Where was Stella? Just before the door had been blown off its hinges Martinez had bundled Stella and Vena — though Ray was sure they had seen it as allowing themselves to be bundled — into the back room as Ray had dragged Dan to their hiding place. A legionnaire said something Ray didn’t catch. More boots flashed past his line of sight and something made of metal and plastic crashed into the floor. The dust was in Ray’s nose now, tickling, scratching.
“Well look at this — a radio.” With slow, deliberate movements, Orr picked it up and fiddled with one of the dials. A burst of static cut through the air as Ray sneezed into the back of Dan’s head. The static was replaced with the garble of commands, information and code words, all of which had hidden his sneeze. The government of Ailan might have been able to ban religion, but so far, they hadn’t been able to outlaw good luck.
“A radio tuned to police and military channels. This is a punishable offence,” Orr said.
“’Course it’s a punishable offence. It wouldn’t be punishable if it wasn’t an offence,” Nascimento muttered.
“Don’t be a dick, Nasc. People have done time for much less than this.”
“Now, why doesn’t that surprise me? Just wait a few more years and being poor will be a punishable offence. How will you and your family like that?”
“I got no family left. The Legions saw to that. Remember?”
“Beats me why you’d join up when it was the military that destroyed your town.”
Orr’s sneer didn’t falter. “The government pay me to hurt people. Then there’s the food, shelter—”
Dan thrashed in Ray’s grip. His boot lashed out and hit a wall. A dull thud sounded across the bar.
Orr’s head whipped round. “What was that?”
“Rat?” Nascimento suggested. “One of those big fuckers they got over the river, maybe it chased us here?”
“Don’t make jokes.”
“Since when is Baris Orr, the man who would wrestle a mountain and probably beat it, scared of a little, furry rat?”
“Not scared of them, just don’t like them. And a rat the size of a sheep is not small.”
“Sheep’s like a goat, right?” Nascimento asked.
“Like we’ve never had that convo before.” Orr stood, flicked the safety off his rifle and started towards Ray’s hiding place. Dan must have been in one of his more lucid moments. He went as rigid as a corpse. His breath came in short, rapid gasps. Hot on Ray’s fingers.
Martinez scrambled upright. “Orr.”
“What do you want, Hop-Foot?” Orr stopped less than a metre away from Ray. There were dull splashes on the leather of his
boots: blood from the men Orr had gunned down in cold blood not twenty-four hours ago.
“Why are you here? We’ve been searched once tonight.”
“We just got word Franklin was seen headed this way. Orders come from Major Henndrik himself.” The splinter of wood and crash of glass filled the room as the Unsung started their search of the kitchens. Someone was laughing, the hooting laugh of pack animals at play. “And all you need to know is that we got told to shoot to kill.”
Martinez’s hand paled on the crutch Nascimento had passed him. “But seeing as it’s an open-ended, sloppy order,” the big man said, “I’m not sure we’ll be needing any shooting. Will we, Baris?”
Orr’s rifle swung to his shoulder. The safety was off. His finger rested along the side of the trigger guard. The end of his nail was blackened and split.

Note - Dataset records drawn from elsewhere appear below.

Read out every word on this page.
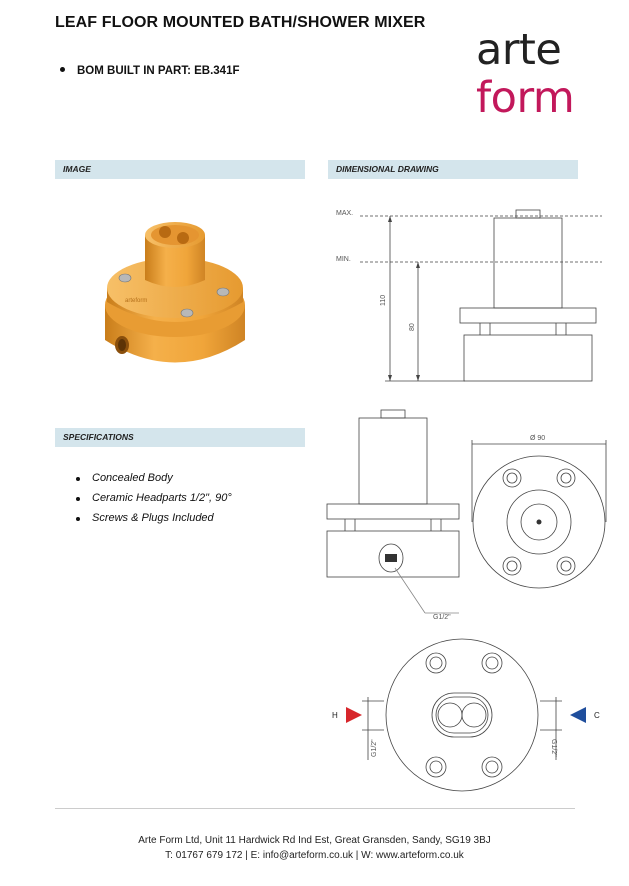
LEAF FLOOR MOUNTED BATH/SHOWER MIXER
BOM BUILT IN PART: EB.341F	arte
form
IMAGE	DIMENSIONAL DRAWING
SPECIFICATIONS
arteform
Concealed Body
Ceramic Headparts 1/2", 90°
Screws & Plugs Included
MAX.
MIN.
110
80
G1/2"
Ø 90
H	C
G1/2"	G1/2"
Arte Form Ltd, Unit 11 Hardwick Rd Ind Est, Great Gransden, Sandy, SG19 3BJ
T: 01767 679 172 | E: info@arteform.co.uk | W: www.arteform.co.uk
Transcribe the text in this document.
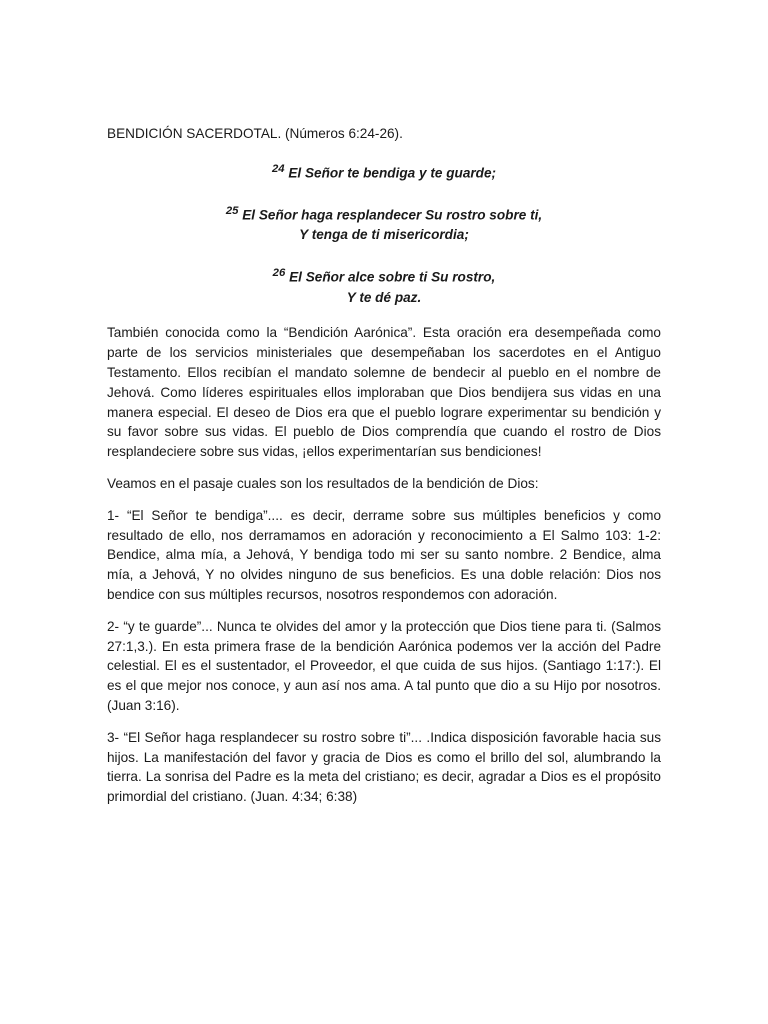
BENDICIÓN SACERDOTAL. (Números 6:24-26).

$^{24}$ El Señor te bendiga y te guarde;
$^{25}$ El Señor haga resplandecer Su rostro sobre ti,
Y tenga de ti misericordia;
$^{26}$ El Señor alce sobre ti Su rostro,
Y te dé paz.

También conocida como la “Bendición Aarónica”. Esta oración era desempeñada como parte de los servicios ministeriales que desempeñaban los sacerdotes en el Antiguo Testamento. Ellos recibían el mandato solemne de bendecir al pueblo en el nombre de Jehová. Como líderes espirituales ellos imploraban que Dios bendijera sus vidas en una manera especial. El deseo de Dios era que el pueblo lograre experimentar su bendición y su favor sobre sus vidas. El pueblo de Dios comprendía que cuando el rostro de Dios resplandeciere sobre sus vidas, ¡ellos experimentarían sus bendiciones!

Veamos en el pasaje cuales son los resultados de la bendición de Dios:

1- “El Señor te bendiga”.... es decir, derrame sobre sus múltiples beneficios y como resultado de ello, nos derramamos en adoración y reconocimiento a El Salmo 103: 1-2: Bendice, alma mía, a Jehová, Y bendiga todo mi ser su santo nombre. 2 Bendice, alma mía, a Jehová, Y no olvides ninguno de sus beneficios. Es una doble relación: Dios nos bendice con sus múltiples recursos, nosotros respondemos con adoración.

2- “y te guarde”... Nunca te olvides del amor y la protección que Dios tiene para ti. (Salmos 27:1,3.). En esta primera frase de la bendición Aarónica podemos ver la acción del Padre celestial. El es el sustentador, el Proveedor, el que cuida de sus hijos. (Santiago 1:17:). El es el que mejor nos conoce, y aun así nos ama. A tal punto que dio a su Hijo por nosotros. (Juan 3:16).

3- “El Señor haga resplandecer su rostro sobre ti”... .Indica disposición favorable hacia sus hijos. La manifestación del favor y gracia de Dios es como el brillo del sol, alumbrando la tierra. La sonrisa del Padre es la meta del cristiano; es decir, agradar a Dios es el propósito primordial del cristiano. (Juan. 4:34; 6:38)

“You really gonna shoot me?” Martinez asked.
“If you don’t stop lying to me. Where is he? Fervent Franklin, where’s he at?”
“Don’t know.”
“Don’t be a dick now.” Orr’s finger curled around the trigger.
“Least let me put the jukebox on. Let me die with music in my ears.”

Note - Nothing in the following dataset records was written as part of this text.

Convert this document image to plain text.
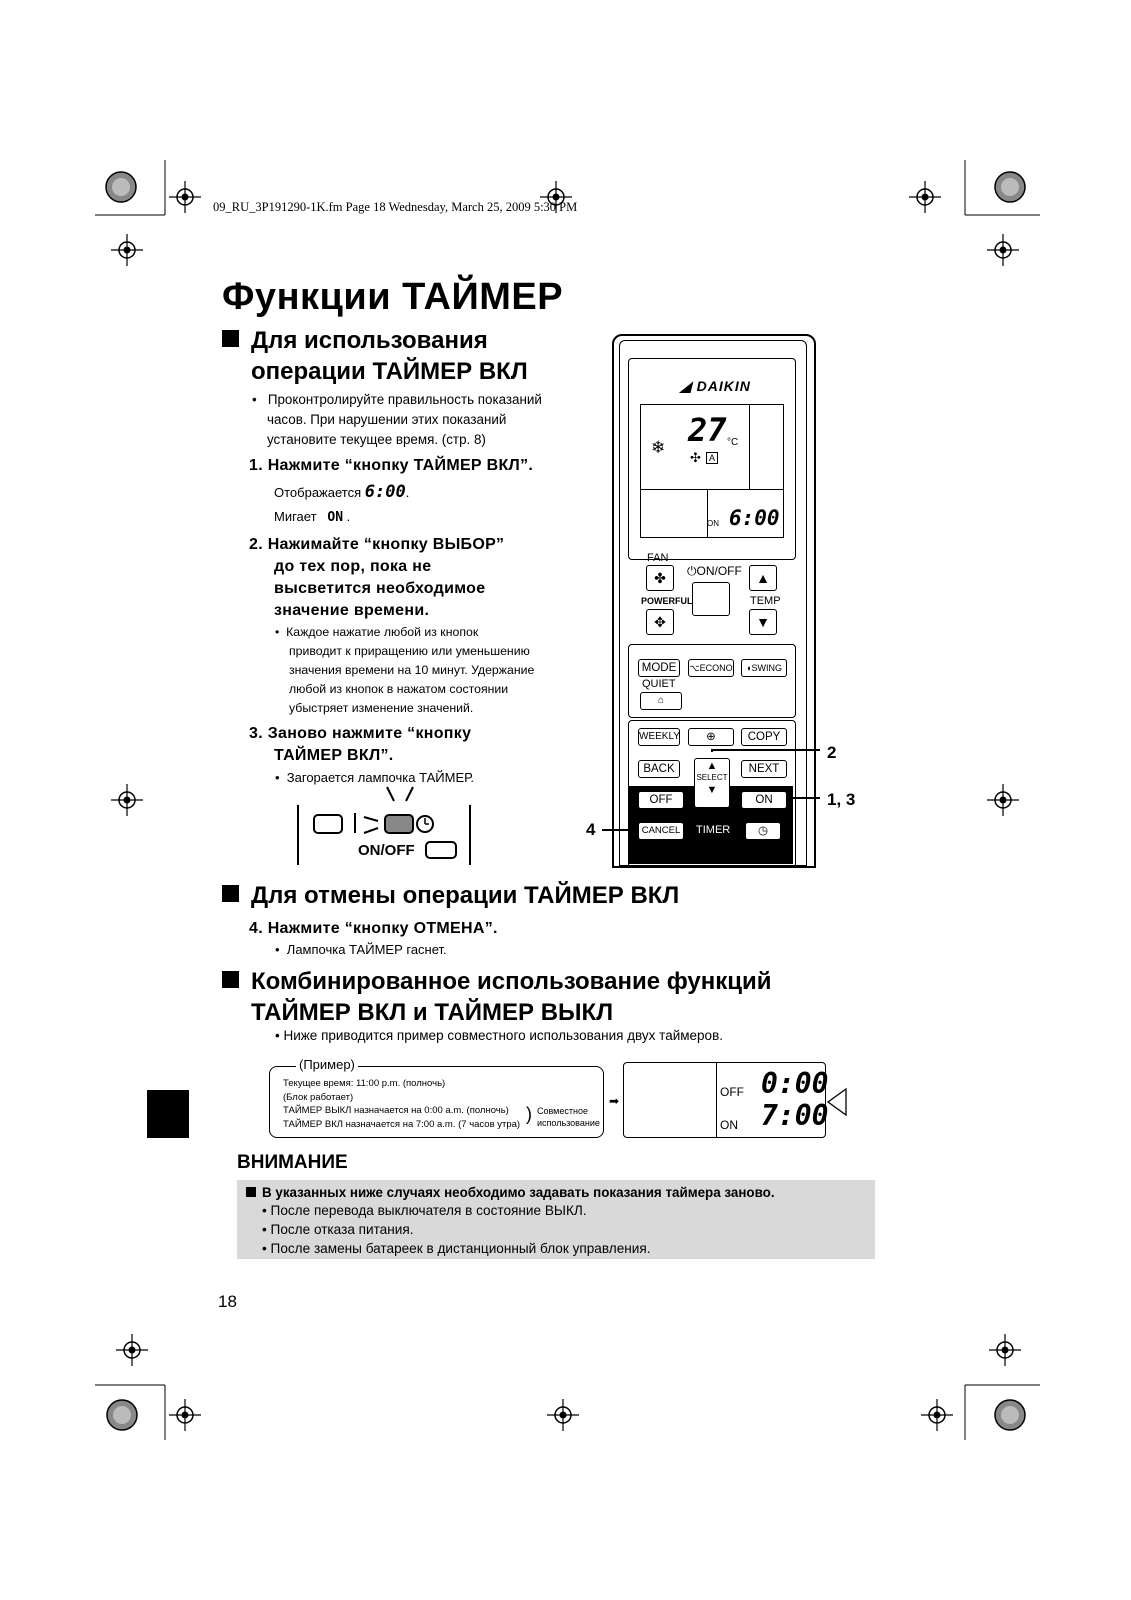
09_RU_3P191290-1K.fm Page 18 Wednesday, March 25, 2009 5:30 PM
Функции ТАЙМЕР
Для использования
операции ТАЙМЕР ВКЛ
•   Проконтролируйте правильность показаний
часов. При нарушении этих показаний
установите текущее время. (стр. 8)
1. Нажмите “кнопку ТАЙМЕР ВКЛ”.
Отображается 6:00.
Мигает ON .
2. Нажимайте “кнопку ВЫБОР”
до тех пор, пока не
высветится необходимое
значение времени.
•  Каждое нажатие любой из кнопок
приводит к приращению или уменьшению
значения времени на 10 минут. Удержание
любой из кнопок в нажатом состоянии
убыстряет изменение значений.
3. Заново нажмите “кнопку
ТАЙМЕР ВКЛ”.
•  Загорается лампочка ТАЙМЕР.
ON/OFF
◢ DAIKIN
❄ 27 °C
✣ A
ON 6:00
FAN
✤	⏻ON/OFF	▲
POWERFUL	TEMP
✥	▼
MODE	⌥ECONO	◖SWING
QUIET
⌂
WEEKLY	⊕	COPY
BACK	NEXT
▲
SELECT
▼
OFF	ON
CANCEL	TIMER	◷
▭▼
2
1, 3
4
Для отмены операции ТАЙМЕР ВКЛ
4. Нажмите “кнопку ОТМЕНА”.
•  Лампочка ТАЙМЕР гаснет.
Комбинированное использование функций
ТАЙМЕР ВКЛ и ТАЙМЕР ВЫКЛ
• Ниже приводится пример совместного использования двух таймеров.
(Пример)
Текущее время: 11:00 p.m. (полночь)
(Блок работает)
ТАЙМЕР ВЫКЛ назначается на 0:00 a.m. (полночь)
ТАЙМЕР ВКЛ назначается на 7:00 a.m. (7 часов утра) ) Совместное
использование
➡
OFF 0:00
ON 7:00
ВНИМАНИЕ
В указанных ниже случаях необходимо задавать показания таймера заново.
• После перевода выключателя в состояние ВЫКЛ.
• После отказа питания.
• После замены батареек в дистанционный блок управления.
18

“Seriously?” Orr spat on the floor. The gob of phlegm congealed into a ball of dust inches from Ray’s nose. “You lose that leg of yours ‘cos you got so soft it fell off in the rain?”
“No, Baris,” Nascimento said quietly. “He lost the leg when an IED took out his patrol. Ray Franklin patched him up and kept him alive till the medevac arrived. Remember?”

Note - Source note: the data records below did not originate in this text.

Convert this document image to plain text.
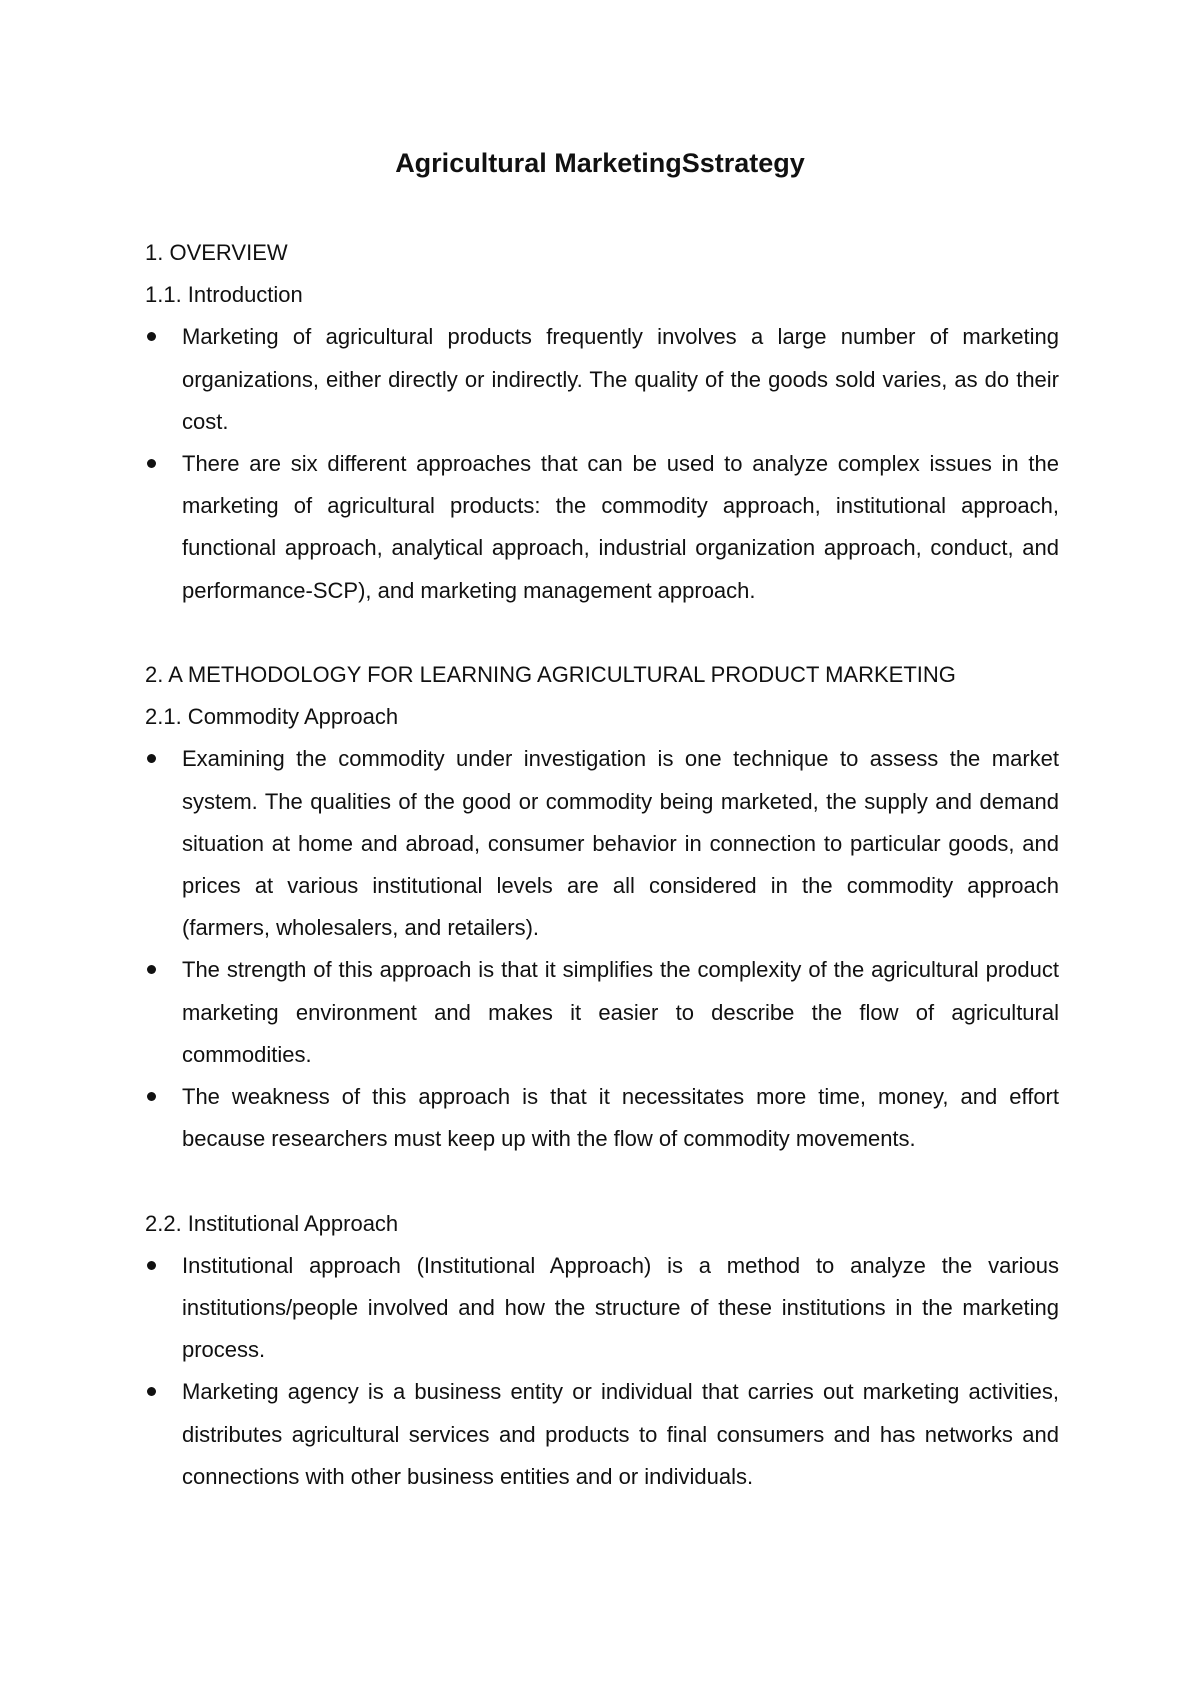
Agricultural MarketingSstrategy

1. OVERVIEW

1.1. Introduction

Marketing of agricultural products frequently involves a large number of marketing organizations, either directly or indirectly. The quality of the goods sold varies, as do their cost.
There are six different approaches that can be used to analyze complex issues in the marketing of agricultural products: the commodity approach, institutional approach, functional approach, analytical approach, industrial organization approach, conduct, and performance-SCP), and marketing management approach.

2. A METHODOLOGY FOR LEARNING AGRICULTURAL PRODUCT MARKETING

2.1. Commodity Approach

Examining the commodity under investigation is one technique to assess the market system. The qualities of the good or commodity being marketed, the supply and demand situation at home and abroad, consumer behavior in connection to particular goods, and prices at various institutional levels are all considered in the commodity approach (farmers, wholesalers, and retailers).
The strength of this approach is that it simplifies the complexity of the agricultural product marketing environment and makes it easier to describe the flow of agricultural commodities.
The weakness of this approach is that it necessitates more time, money, and effort because researchers must keep up with the flow of commodity movements.

2.2. Institutional Approach

Institutional approach (Institutional Approach) is a method to analyze the various institutions/people involved and how the structure of these institutions in the marketing process.
Marketing agency is a business entity or individual that carries out marketing activities, distributes agricultural services and products to final consumers and has networks and connections with other business entities and or individuals.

More boots shuffled into Ray’s field of vision. Martinez was surrounded. Three more men. The smell of sweat, fear and anticipation was palpable. Dan’s body was starting to tremble. He was frothing at the mouth, nipping at Ray’s fingers with his teeth. The lucid moment was, apparently, over.
Martinez’s crutch thudded on the floor. “A last song for a dying man?”
“No one’s doing any dying tonight,” Nascimento said. “We’ve already had a bucketload of bullets, haven’t we, Happy Pants?”